In 2026, the Belarusian authorities declared the newspaper an extremist group.

==Incidents==
Shortly after its start Novy Chas was closed down and resumed publication on 25 May 2007. The paper was warned by the Belarus authorities at the end of 2007. In June 2010, the paper was also warned by the information ministry due to the absence of the editor in chief's patronymic and the bar code from the imprint of the newspaper. In addition, it was barred from the state distribution network.

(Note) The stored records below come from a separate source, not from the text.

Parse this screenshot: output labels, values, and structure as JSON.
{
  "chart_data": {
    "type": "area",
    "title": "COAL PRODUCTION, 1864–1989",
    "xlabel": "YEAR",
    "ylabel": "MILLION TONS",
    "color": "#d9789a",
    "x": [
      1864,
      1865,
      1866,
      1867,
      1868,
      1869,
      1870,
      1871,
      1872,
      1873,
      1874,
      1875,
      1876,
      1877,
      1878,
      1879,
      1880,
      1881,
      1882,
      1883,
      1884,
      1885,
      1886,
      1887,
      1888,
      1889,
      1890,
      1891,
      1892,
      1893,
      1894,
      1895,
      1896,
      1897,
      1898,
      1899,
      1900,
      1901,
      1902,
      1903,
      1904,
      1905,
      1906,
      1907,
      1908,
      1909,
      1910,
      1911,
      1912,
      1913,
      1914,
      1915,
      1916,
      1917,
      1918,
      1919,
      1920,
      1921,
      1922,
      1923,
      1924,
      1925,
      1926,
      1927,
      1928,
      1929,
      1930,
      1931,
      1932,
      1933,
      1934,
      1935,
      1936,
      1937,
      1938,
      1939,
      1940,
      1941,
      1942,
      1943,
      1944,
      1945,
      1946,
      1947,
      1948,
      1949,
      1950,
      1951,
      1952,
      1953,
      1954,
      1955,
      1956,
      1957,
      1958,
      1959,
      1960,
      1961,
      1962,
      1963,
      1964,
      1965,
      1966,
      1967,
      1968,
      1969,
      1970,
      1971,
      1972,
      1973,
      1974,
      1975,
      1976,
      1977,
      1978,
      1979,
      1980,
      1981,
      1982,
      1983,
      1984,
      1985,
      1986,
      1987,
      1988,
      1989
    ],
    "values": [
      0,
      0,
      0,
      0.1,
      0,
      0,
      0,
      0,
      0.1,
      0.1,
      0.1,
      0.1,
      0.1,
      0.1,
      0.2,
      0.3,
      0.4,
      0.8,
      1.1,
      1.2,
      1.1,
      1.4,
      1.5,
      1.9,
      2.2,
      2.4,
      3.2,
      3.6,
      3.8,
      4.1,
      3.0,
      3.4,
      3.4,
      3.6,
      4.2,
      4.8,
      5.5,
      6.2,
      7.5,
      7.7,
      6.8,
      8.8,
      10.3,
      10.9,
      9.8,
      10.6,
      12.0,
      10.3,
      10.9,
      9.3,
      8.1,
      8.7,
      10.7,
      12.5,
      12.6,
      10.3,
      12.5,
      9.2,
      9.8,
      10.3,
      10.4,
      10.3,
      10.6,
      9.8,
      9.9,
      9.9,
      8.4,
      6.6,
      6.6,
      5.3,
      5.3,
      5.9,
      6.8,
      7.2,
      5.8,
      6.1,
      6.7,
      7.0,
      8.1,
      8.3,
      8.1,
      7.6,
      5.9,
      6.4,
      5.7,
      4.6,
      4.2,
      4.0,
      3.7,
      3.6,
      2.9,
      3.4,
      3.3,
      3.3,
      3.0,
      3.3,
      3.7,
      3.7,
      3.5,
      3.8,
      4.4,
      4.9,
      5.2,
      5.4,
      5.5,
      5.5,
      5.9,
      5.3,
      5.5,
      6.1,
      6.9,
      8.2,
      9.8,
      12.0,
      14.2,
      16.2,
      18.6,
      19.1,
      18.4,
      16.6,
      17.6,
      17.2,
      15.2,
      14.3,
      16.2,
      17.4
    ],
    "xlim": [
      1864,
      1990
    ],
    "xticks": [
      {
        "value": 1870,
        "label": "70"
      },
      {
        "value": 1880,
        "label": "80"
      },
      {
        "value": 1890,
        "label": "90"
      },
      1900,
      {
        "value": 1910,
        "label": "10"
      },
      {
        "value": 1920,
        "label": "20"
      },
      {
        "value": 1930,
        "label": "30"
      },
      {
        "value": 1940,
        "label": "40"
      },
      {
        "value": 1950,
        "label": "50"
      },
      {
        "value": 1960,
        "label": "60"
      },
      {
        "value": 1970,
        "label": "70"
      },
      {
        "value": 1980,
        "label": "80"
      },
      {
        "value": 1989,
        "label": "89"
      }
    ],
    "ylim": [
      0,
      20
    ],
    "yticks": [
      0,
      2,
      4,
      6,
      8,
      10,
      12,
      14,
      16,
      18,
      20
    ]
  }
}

On March 12, 2021, Dzyanis Ivashin, journalist of the publication who was the author of the series of articles "Whom or What Protects the Berkut in Belarus" and the day before his arrest gave an interview to Current Time TV, in which he opened up on the results of his journalistic investigation, was arrested in a criminal case for interfering with the activities of the Militsiya.